The number of Palestinians killed by Israeli troops reached 18 on Monday when a 29-year-old man died of injuries from army fire.
The young Gazan had taken part in the mass protests on the border with Israel, where more than 1,400 people were wounded.
Israeli troops used live bullets, rubber-coated steel pellets and tear gas, prompting rights groups to condemn the shooting of Palestinians who don't pose a threat to soldiers' lives.
The march was mobilised by Hamas and was the first in six weeks of protests set to culminate on May 15, the day after the anniversary of the official establishment of Israel and 70 years since Nakba - the displacement of 700,000 Palestinians.
Israel rejected allegations of excessive force, saying it defended its border against what it claims is a Hamas attack under the guise of mass protests. It says troops were instructed to target "the main instigators."

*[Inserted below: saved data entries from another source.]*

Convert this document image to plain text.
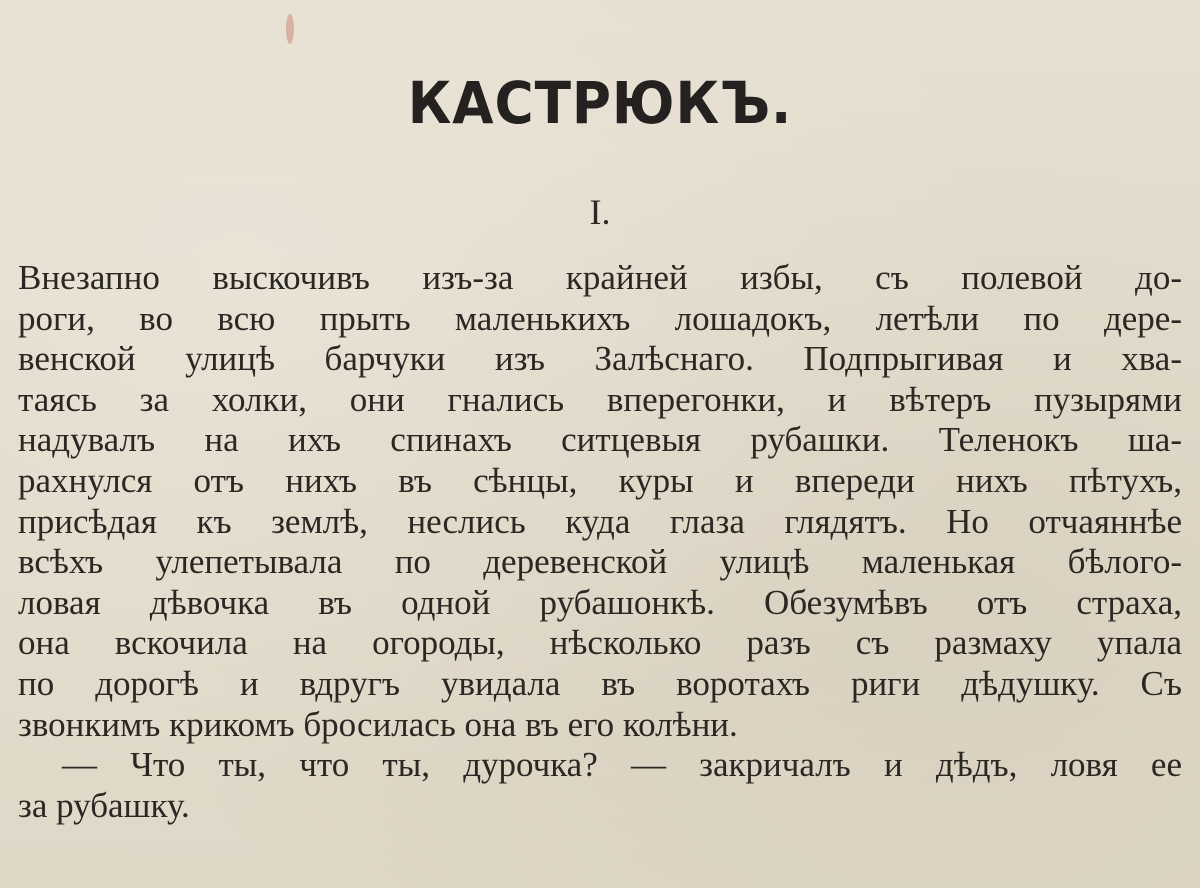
КАСТРЮКЪ.
I.
Внезапно выскочивъ изъ-за крайней избы, съ полевой до-
роги, во всю прыть маленькихъ лошадокъ, летѣли по дере-
венской улицѣ барчуки изъ Залѣснаго. Подпрыгивая и хва-
таясь за холки, они гнались вперегонки, и вѣтеръ пузырями
надувалъ на ихъ спинахъ ситцевыя рубашки. Теленокъ ша-
рахнулся отъ нихъ въ сѣнцы, куры и впереди нихъ пѣтухъ,
присѣдая къ землѣ, неслись куда глаза глядятъ. Но отчаяннѣе
всѣхъ улепетывала по деревенской улицѣ маленькая бѣлого-
ловая дѣвочка въ одной рубашонкѣ. Обезумѣвъ отъ страха,
она вскочила на огороды, нѣсколько разъ съ размаху упала
по дорогѣ и вдругъ увидала въ воротахъ риги дѣдушку. Съ
звонкимъ крикомъ бросилась она въ его колѣни.
— Что ты, что ты, дурочка? — закричалъ и дѣдъ, ловя ее
за рубашку.
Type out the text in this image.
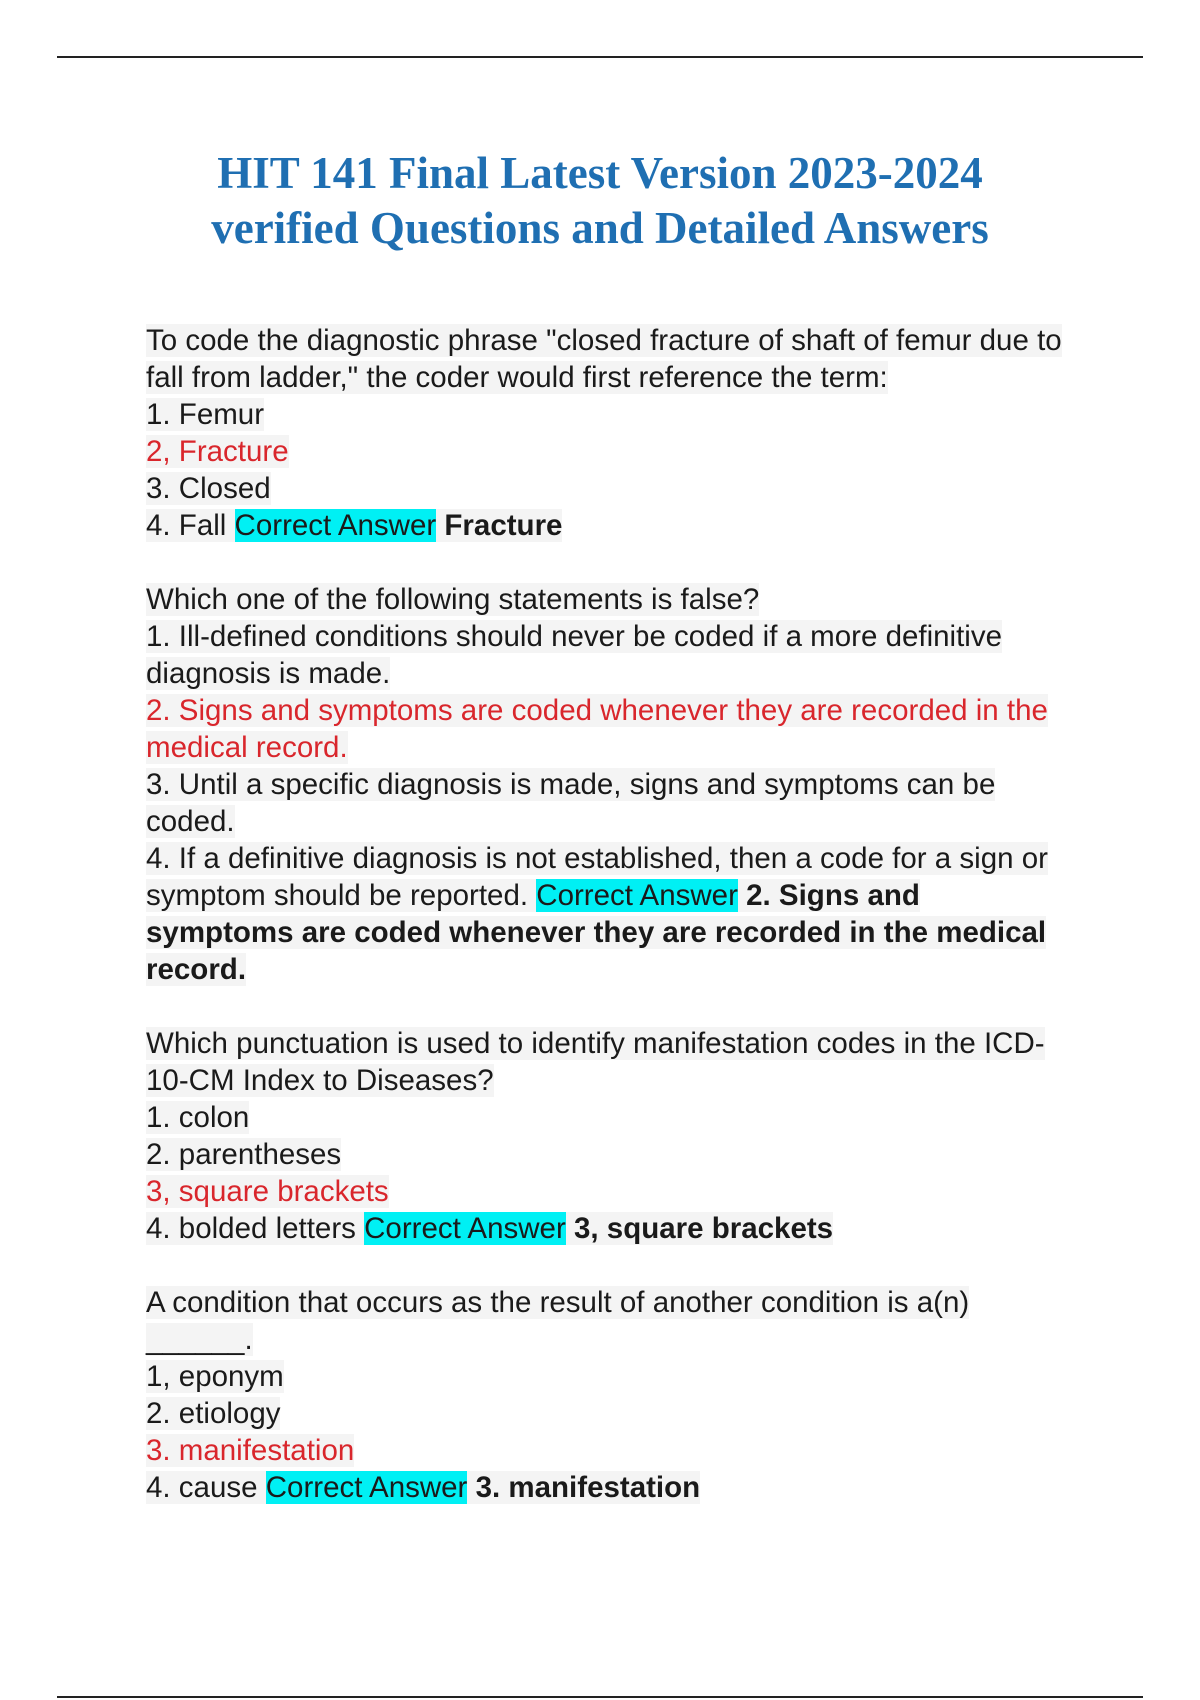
HIT 141 Final Latest Version 2023-2024
verified Questions and Detailed Answers
To code the diagnostic phrase "closed fracture of shaft of femur due to fall from ladder," the coder would first reference the term:
1. Femur
2, Fracture
3. Closed
4. Fall Correct Answer Fracture
Which one of the following statements is false?
1. Ill-defined conditions should never be coded if a more definitive diagnosis is made.
2. Signs and symptoms are coded whenever they are recorded in the medical record.
3. Until a specific diagnosis is made, signs and symptoms can be coded.
4. If a definitive diagnosis is not established, then a code for a sign or symptom should be reported. Correct Answer 2. Signs and symptoms are coded whenever they are recorded in the medical record.
Which punctuation is used to identify manifestation codes in the ICD-10-CM Index to Diseases?
1. colon
2. parentheses
3, square brackets
4. bolded letters Correct Answer 3, square brackets
A condition that occurs as the result of another condition is a(n) ______.
1, eponym
2. etiology
3. manifestation
4. cause Correct Answer 3. manifestation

Israel defended its soldiers' actions on Friday, when they opened fire on Palestinians who strayed from a main protest camp and approached the heavily fortified fence cutting off the blockaded Gaza Strip.
The military said soldiers opened fire only when necessary against those throwing stones and firebombs or rolling tyres at soldiers.
The armed wing of Hamas said five of those killed were its members who were participating "in popular events side-by-side with their people".
The Israeli army alleges 10 of the dead had "documented terror backgrounds" in Hamas and other groups and were killed "whilst carrying out acts of terror".
Israel's defense authorities confirmed that Israel is holding the bodies of two alleged Hamas members. There were no casualties among Israelis.
On Monday both sides braced themselves for further tensions after Palestinians called for more demonstrations.
"The Palestinian people are determined to continue the great 'March of Return,' to free the land and move towards occupied Jerusalem, and they are not concerned by all the sacrifices," senior Hamas member Khalil Al Hayya told a memorial ceremony, while also vowing that his group would not disarm.